The trouble is, the official revenue estimates not only overstated how much money the state will collect in fiscal 2017, they also overstated how much the state would collect in fiscal 2016, to the tune of $250 million.
The Hogan administration has tried to use the current circumstances to blast Democratic legislators as spendthrifts, but the truth is that the legislature can only cut from the budgets he provides, and members did so, if modestly, this year. Mr. Hogan has complained that his budgeting authority is constrained by mandated spending in the budget. Governors have typically sought to deal with that issue by introducing legislation asking for temporary relief from specific mandates in the budget, but Mr. Hogan did not do so this year. Based on the figures he had to work with, there was no need.
There is also nothing unusual about what Mr. Hogan is doing now. Governors routinely go to the Board of Public Works to seek midyear reductions in spending when tax revenues come in lower than expected. Martin O’Malley did it. Robert L. Ehrlich Jr. did it. Parris N. Glendening did it (though perhaps not as much as he should have toward the end of his term). Mr. O’Malley made midyear budget cuts nine times, including a final $205 million in cuts two weeks before Mr. Hogan was inaugurated.
The spending reductions Mr. Hogan is promising aren’t draconian. The largest single cut, $20 million to the Medicaid Gov. Larry Hogan will propose $82 million in general fund budget cuts at today’s Board of Public Works meeting. program, will be offset by swapping in other funds. Public universities and colleges face $16 million in reductions, but most of it consists of abolishing vacant positions or leaving positions open as employees leave or retire. The Department of Juvenile Services will see a $9 million cut because it is sending fewer youth to out-of-state placements than previously anticipated. Similarly, Temporary Cash Assistance for the poor is being cut because of decreased need. State aid for private colleges and universities will still increase in this year’s budget, but $4 million less than previously planned.
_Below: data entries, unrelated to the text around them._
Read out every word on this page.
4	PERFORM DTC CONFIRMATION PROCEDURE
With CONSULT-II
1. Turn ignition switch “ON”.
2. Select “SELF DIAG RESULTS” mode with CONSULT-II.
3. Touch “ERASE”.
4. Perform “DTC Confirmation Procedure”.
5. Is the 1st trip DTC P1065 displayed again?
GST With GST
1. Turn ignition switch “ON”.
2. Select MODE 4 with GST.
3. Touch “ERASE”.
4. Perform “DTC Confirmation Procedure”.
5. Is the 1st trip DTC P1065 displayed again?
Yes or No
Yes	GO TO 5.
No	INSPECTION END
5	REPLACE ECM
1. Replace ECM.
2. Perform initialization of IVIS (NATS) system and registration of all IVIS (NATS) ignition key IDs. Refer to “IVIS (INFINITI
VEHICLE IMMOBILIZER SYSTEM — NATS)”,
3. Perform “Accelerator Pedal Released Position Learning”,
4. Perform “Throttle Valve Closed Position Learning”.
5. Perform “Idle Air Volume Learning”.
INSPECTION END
Even with the cut, funding for the so-called Sellinger program grows by more than 9 percent.
It’s good that the Hogan administration has found ways to deal with the problem without serious impact on state services. The bad news is that the cuts aren’t particularly meaningful in improving the state’s long-term budget outlook. Some are one-time reductions, and others had already been baked into legislative analysts’ assumptions about future budgets. Consequently, they don’t mitigate the projected $340 million imbalance between expected revenues and spending in fiscal 2018 ($500 million if you count mandated contributions to the rainy-day account and overpayments into the state pension system). And there are other risks on the horizon. The 3 percent growth in tax receipts analysts estimate is substantially better than what Maryland managed last year, and economic headwinds like the federal budget sequester remain. We also don’t know what if any deficiencies — that is, greater than anticipated spending — the Hogan administration will encounter this year. This $82 million in general fund cuts is helpful in so far as it goes, but heading into the third year of Mr. Hogan’s term, the state budget situation is about the same as it was when he started campaigning on a promise to restore fiscal order in Annapolis.